Subsequently, the pre-processed text data were annotated for entities and relationships using the “Label Studio Assistant” software(version 2.0.4), following the predefined 20 entity label categories and 16 relationship label categories. Upon completion of the annotation process, the labeled data were exported directly in ann format. The annotated data were then converted into the BIO labeling format using Python.
2.5. Knowledge Extraction
Knowledge extraction is the process of automatically extracting structured information from unstructured or semi-structured data sources. It involves identifying entities and relationships from raw data, often using techniques such as natural language processing, machine learning, and data mining [
36]. In entity extraction tasks, commonly used models include BERT, CRF, and BiLSTM.
2.5.1. Entity Extraction
To efficiently perform entity extraction, this study compared BERT, BERT + CRF, and BERT + BiLSTM + CRF models.
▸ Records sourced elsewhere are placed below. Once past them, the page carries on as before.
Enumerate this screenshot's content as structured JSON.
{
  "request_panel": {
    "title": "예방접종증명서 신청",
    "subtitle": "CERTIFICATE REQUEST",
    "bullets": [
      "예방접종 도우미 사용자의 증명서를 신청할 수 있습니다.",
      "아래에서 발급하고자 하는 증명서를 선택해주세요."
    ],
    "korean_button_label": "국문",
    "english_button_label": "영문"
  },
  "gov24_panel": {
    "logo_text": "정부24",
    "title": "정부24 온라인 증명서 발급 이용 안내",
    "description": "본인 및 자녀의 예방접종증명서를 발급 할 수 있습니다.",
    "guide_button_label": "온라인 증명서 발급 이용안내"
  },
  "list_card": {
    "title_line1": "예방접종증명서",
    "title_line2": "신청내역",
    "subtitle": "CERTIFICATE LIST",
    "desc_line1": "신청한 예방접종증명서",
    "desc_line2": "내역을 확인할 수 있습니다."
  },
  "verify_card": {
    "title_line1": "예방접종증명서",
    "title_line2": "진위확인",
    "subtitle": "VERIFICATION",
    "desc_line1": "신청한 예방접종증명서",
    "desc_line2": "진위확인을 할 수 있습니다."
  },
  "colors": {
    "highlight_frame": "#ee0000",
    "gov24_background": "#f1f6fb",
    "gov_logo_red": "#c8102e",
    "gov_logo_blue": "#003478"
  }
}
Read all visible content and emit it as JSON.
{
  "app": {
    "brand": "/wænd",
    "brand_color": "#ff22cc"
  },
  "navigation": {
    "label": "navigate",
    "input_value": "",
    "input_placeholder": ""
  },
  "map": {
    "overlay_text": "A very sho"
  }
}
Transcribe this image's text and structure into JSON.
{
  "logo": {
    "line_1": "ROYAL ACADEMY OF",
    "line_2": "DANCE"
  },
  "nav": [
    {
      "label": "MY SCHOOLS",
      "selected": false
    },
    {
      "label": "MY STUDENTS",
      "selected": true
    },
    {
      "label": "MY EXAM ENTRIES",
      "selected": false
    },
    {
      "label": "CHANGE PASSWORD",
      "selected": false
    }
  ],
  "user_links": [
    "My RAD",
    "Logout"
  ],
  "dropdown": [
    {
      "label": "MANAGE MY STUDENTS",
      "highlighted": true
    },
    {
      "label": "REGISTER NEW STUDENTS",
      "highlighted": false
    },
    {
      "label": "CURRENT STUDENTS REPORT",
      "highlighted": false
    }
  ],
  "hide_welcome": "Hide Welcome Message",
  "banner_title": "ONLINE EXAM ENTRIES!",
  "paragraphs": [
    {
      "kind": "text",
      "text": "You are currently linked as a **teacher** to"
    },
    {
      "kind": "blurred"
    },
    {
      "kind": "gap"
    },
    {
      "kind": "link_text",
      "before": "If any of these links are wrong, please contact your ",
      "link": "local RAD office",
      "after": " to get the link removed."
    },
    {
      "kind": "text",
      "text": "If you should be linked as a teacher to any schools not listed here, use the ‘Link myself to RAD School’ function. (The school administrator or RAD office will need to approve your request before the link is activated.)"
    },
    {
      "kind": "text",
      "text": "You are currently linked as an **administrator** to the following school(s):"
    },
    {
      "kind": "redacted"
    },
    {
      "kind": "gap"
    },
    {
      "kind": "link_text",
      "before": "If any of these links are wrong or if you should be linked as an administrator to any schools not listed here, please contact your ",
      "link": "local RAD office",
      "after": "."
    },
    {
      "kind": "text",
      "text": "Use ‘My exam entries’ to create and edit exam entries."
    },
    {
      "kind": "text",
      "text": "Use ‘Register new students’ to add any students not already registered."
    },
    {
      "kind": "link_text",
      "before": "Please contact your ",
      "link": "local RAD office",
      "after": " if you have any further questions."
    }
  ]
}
The performance of these models was primarily evaluated using Precision, Recall, and F1-score metrics [
37].
The proposed model was implemented using the TensorFlow framework, within an experimental environment configured with an Intel Core i5-8250U CPU (1.60 GHz, 4 cores), Python 3.7, and TensorFlow 1.14.0. The dataset was randomly split into training, validation, and test sets at ratios of 7:1.5:1.5. The parameter settings for the BERT + BiLSTM + CRF model developed in this study are presented in
Table 1.
The results of the entity extraction task are presented in
Table 2, demonstrating that the BERT + BiLSTM + CRF model achieved the best performance across all evaluation metrics. Despite some limitations, such as high computational cost and long training times, the BERT + BiLSTM + CRF model remained the best-performing model, combining the contextual representation power of BERT, the bidirectional sequence modeling capabilities of BiLSTM, and the sequence label optimization ability of CRF, which collectively enhance performance in the named entity recognition tasks. In addition, models such as RoBERTa and ALBERT offer improvements in performance and efficiency, while Transformer-XL and GPT-2 may be better suited for tasks involving long-range dependencies or sequence generation.
2.5.2. Relation Extraction
Compared to entity extraction, relation extraction tasks tend to yield better results. Relation extraction was performed using the BERT model. The parameters of the BERT model for relation extraction are shown in
Table 3.
The overall relation extraction task metrics were calculated based on the labels and predictions on the validation set, as shown in
Table 4.
2.6. Knowledge Storage
The extracted entities and relationships were saved in the form of triples and stored in a CSV file.
Data were imported into the Neo4j database using Cypher query statements, and a safety knowledge graph of the mine ventilation system was constructed [
38,
39]. In Neo4j, data are represented as a graph, which not only enhances the flexibility and efficiency of data representation but also effectively handles dynamic changes, multi-layered relationships, and highly interconnected data scenarios [
40]. Furthermore, Neo4j utilizes Cypher, a query language specifically designed for graph data. Cypher is robust and highly capable of efficiently executing complex graph traversals, path queries, and aggregation operations, thereby uncovering potential connections and revealing hidden patterns within the data [
41]. Its concise syntax reduces the complexity of querying graph data, allowing users to express queries related to graph structures intuitively and conveniently.